A power paradox is emerging in the hyperscale era: while computing demand is accelerating, power availability is increasingly becoming the constraint that determines where data centers are built, how quickly they can be energized, and how large they can become. In this age of hyperscale data centers, campuses using 300–600 MW of electrical capacity, equivalent to what it takes to power a mid-size city, are becoming a part of the development conversation. The timeline for completing these large data center projects is measured in months, rather than the years associated with the development of traditional industrial facilities. This misalignment has become a key issue, making power availability a controlling factor in where data centers are located and how they are built.
Analysts predict that global data center power consumption could exceed 1,000 TWh annually by the early 2030s, up from the 460 TWh consumed in 2022. The cause of this spike is primarily the rapid expansion of artificial intelligence (AI) and conventional digital services. Already, in the U.S., hyperscale facilities account for a large share of new large-load interconnection requests. Hyperscalers are prompting utilities to reconsider their long-term generation and traditional transmission planning assumptions.
The Infrastructure Challenges
To examine how hyperscale computing is affecting power infrastructure, it’s helpful to look at the following factors: technical grid architecture, AI workload power density, regional grid stress, interconnection queue challenges, and transformer supply constraints.
Technical Grid Architecture. A dedicated high-voltage substation connected to multiple 230-kV or 345-kV transmission feeds is needed for a 400-MW hyperscale campus. Before reaching the server racks, large step-down transformers distribute power to medium-voltage switchgear that feeds uninterruptible power supply (UPS) systems, battery storage, and power distribution units. It’s crucial that utilities design connections with N-1 reliability so that if any equipment fails, it will not disrupt the campus.
AI Workload Power Density. AI-optimized facilities are exceeding 50–100 kW per rack, whereas rack densities have historically averaged 5–10 kW per rack. Electrical distribution systems, cooling architectures, and overall facility design are all affected by this significant increase. To manage these large loads, liquid cooling, higher-capacity busways, and advanced power monitoring systems are becoming standard.

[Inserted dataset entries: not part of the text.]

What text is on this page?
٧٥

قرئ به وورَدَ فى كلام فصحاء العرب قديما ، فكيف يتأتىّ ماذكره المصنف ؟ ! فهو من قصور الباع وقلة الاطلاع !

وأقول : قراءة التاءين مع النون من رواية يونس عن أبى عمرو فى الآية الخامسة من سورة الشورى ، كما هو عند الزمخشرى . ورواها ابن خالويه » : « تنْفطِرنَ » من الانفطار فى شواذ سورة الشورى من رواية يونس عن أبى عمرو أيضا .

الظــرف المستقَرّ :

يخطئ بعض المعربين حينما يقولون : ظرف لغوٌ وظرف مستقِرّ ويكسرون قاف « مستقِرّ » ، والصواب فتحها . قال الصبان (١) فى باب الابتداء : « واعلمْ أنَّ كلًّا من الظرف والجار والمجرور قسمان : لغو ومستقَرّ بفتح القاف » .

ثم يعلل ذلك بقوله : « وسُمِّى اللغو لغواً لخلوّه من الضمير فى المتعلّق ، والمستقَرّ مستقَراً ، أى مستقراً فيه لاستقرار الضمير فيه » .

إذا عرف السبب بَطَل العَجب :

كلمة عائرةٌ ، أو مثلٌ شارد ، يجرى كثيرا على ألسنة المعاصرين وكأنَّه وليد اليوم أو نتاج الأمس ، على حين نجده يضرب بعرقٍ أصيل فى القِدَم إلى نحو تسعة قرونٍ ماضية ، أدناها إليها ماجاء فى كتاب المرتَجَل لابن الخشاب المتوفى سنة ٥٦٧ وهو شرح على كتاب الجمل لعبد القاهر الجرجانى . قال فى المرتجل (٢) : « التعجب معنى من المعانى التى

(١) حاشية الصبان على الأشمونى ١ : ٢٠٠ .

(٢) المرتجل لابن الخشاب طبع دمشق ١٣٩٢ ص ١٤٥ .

Regional Grid Stress. The world’s largest data center market is currently located in Northern Virginia. This area now exceeds 3 GW of data center load, prompting the construction of substations and transmission expansion. The Electric Reliability Council of Texas (ERCOT) has said that the rapid growth of hyperscale data centers is materially impacting load forecasts. EirGrid, Ireland’s grid operator, was effectively forced to restrict new data center connections in the Dublin region due to transmission constraints and electricity supply risks.
Interconnection Queue Challenges. We are seeing a rapid rise in large-load interconnection queues with several U.S. grid operators. The combination of new-generation projects and industrial consumers’ requests for hundreds of megawatts of capacity poses a new challenge for utilities. Long-term load forecasting is now complicated, and utilities must now sequence transmission upgrades years in advance (Figure 1).

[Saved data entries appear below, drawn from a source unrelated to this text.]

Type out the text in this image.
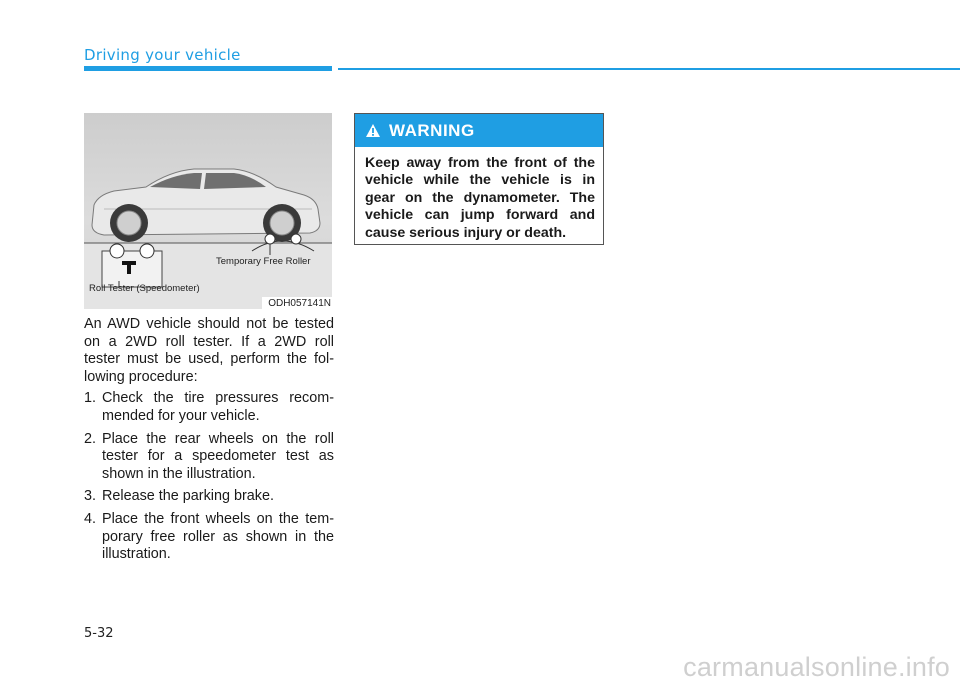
Driving your vehicle
Roll Tester (Speedometer)
Temporary Free Roller
ODH057141N

An AWD vehicle should not be tested on a 2WD roll tester. If a 2WD roll tester must be used, perform the fol-lowing procedure:

1. Check the tire pressures recom-mended for your vehicle.
2. Place the rear wheels on the roll tester for a speedometer test as shown in the illustration.
3. Release the parking brake.
4. Place the front wheels on the tem-porary free roller as shown in the illustration.
WARNING
Keep away from the front of the vehicle while the vehicle is in gear on the dynamometer. The vehicle can jump forward and cause serious injury or death.
5-32
carmanualsonline.info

Transformer Supply Constraints. Due to global manufacturing constraints, high-capacity power transformers used in hyperscale substations are experiencing procurement lead times exceeding two years. Both utility planning and hyperscale development schedules are impacted by the equipment bottleneck (Figure 2).

The Utility Planning Implications
Utilities must prepare for gigawatt-scale digital infrastructure campuses. Sites capable of supporting 1 GW or more of electrical demand, which is approximately the output of a large nuclear generating unit, are already being explored by hyperscale developers. Calls for coordinated expansion of generation capacity, transmission networks, substation infrastructure, and grid flexibility resources are being made. The question is, will that request be met? The answer may reside within behind-the-meter (BTM) solutions, which focus on generating power on-site to circumvent the traditional electric grid.
However, these methods have attracted plenty of criticism. One of the more popular BTM methods is deploying small-scale nuclear reactors capable of producing 50–300 MW to provide constant, weather-independent, baseload power. Another alternative method is the hydrogen fuel cell, which converts hydrogen into electricity while also allowing the water byproduct to assist with cooling. Then there is the process of drilling several miles down to pump water into hot rock to create steam that churns turbines, also known as, enhanced geothermal systems (EGS).
Until astro data centers built in space and powered by the limitless energy of the sun become the norm, creative earth-bound solutions are paramount for power supply. There will not be a singular BTM solution that fills the power void, but a combined, thoughtful effort to deploy these methods where it makes the most sense. These deployments will expand the regions builders can target, relieve already strained power grids, and reduce hidden consumer grid taxes by reducing the number of substations and transmission lines.
—Ryne Friedman is an associate at hi-tequity where he supports data center site selection and location analysis. His work focuses on infrastructure readiness, regulatory conditions, and commercial viability across prospective markets.